Some industry analysts have speculated whether the bills will be passed "cleanly"-that is, without significant mark-ups or rider provisions-or if legislators might use the bills to pass a number of reform provisions that were left unfinished after the passage of FDASIA. At present, speculation has included plans to implement a national pharmaceutical track and trace plan, as well as a number of plans intended to curb the abuse of painkiller drugs.
An opinion piece authored by the Pharmaceutical Research and Manufacturers Association (PhRMA) and the Generic Pharmaceutical Association (GPhA) last week in Politico have added fuel to those rumors, as has a letter sent by Sen. Mitch McConnell (R-KY), the Senate Minority Leader and an influential power broker, to FDA requesting information regarding FDA's authority to require products to have abuse-deterrent formulations.
A Clear Slate-For Now
For now, however, both bills appear clean of any notable markups-a process that will likely start (if at all) after a 9 April 2013 hearing by the House Energy and Commerce Committee, at which FDA's Bernadette Dunham, director of the Center for Veterinary Medicine (CVM), is expected to testify.

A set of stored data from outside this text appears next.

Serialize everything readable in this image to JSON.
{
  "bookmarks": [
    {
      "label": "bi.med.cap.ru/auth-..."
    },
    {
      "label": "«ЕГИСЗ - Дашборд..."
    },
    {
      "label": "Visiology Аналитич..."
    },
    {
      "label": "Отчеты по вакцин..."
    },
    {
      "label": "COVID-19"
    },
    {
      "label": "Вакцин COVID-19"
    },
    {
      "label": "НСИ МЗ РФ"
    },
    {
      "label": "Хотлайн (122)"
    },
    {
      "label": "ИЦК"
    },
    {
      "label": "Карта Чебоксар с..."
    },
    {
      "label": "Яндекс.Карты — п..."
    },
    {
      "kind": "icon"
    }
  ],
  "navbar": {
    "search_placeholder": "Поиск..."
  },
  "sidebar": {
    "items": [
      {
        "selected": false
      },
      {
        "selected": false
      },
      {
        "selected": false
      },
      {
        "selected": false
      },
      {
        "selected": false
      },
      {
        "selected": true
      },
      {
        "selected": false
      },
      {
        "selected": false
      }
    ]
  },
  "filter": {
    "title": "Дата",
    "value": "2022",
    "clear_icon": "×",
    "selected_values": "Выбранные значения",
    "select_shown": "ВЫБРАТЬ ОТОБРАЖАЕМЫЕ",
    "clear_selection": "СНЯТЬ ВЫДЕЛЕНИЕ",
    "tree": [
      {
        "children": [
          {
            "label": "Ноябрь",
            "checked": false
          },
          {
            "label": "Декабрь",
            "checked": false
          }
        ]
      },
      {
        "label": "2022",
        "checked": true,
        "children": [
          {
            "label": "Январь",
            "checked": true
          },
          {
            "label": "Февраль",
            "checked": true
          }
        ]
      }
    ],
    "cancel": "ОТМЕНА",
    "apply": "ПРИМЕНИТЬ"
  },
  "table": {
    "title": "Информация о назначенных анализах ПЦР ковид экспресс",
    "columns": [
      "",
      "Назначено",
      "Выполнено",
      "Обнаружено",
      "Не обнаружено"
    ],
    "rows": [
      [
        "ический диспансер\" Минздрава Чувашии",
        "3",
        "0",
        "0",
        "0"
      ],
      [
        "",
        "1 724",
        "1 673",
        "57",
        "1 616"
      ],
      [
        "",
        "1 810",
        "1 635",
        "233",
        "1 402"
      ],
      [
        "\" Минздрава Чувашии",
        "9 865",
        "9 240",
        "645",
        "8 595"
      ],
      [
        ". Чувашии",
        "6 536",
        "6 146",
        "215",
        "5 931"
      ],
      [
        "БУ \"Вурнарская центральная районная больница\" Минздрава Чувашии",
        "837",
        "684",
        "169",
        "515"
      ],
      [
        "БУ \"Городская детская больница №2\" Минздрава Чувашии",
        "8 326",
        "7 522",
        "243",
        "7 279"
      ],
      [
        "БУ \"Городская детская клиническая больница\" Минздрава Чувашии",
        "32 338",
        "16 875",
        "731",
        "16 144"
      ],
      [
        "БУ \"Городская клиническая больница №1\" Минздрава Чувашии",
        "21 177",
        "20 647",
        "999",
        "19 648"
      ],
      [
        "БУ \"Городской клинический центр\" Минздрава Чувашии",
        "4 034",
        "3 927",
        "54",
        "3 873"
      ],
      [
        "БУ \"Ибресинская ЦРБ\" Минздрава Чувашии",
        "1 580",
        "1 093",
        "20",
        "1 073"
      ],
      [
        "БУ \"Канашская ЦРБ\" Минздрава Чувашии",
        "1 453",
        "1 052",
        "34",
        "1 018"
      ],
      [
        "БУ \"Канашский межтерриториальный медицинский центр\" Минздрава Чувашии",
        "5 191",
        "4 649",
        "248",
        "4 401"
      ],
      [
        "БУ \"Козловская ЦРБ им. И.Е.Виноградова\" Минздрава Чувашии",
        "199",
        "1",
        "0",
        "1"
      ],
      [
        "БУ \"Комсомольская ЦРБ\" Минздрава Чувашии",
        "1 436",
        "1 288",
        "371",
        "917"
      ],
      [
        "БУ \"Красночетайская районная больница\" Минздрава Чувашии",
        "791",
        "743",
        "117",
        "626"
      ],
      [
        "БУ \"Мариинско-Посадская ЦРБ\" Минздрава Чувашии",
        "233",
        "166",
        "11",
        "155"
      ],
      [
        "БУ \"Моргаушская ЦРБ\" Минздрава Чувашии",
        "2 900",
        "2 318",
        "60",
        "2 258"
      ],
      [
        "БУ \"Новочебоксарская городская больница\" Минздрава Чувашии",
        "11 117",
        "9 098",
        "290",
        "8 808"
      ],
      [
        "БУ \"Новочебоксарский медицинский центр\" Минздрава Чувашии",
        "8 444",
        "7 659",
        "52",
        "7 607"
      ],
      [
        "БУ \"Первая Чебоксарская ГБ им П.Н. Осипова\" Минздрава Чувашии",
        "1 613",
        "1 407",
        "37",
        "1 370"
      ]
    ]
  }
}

The bills are also notably smaller than their human user fee counterparts. ADUFA is expected to take in $23,600,000 in FY2014, and $21,600,000 every year thereafter until it expires in 2018. Of those fees, 20% are set to come from application fees, 27% from approved drug products, 26% from establishments and 27% from sponsors. Fees will be subject to a yearly inflation adjustment.
AGDUFA will be subject to a similar fee structure, though considerably smaller in scale. FY2014 fees will be $7,328,000, $6,944,000 for FY 2015, $7,429,000 for 2016, $7,936,000 for 2017 and $8,467,,000 for 2018.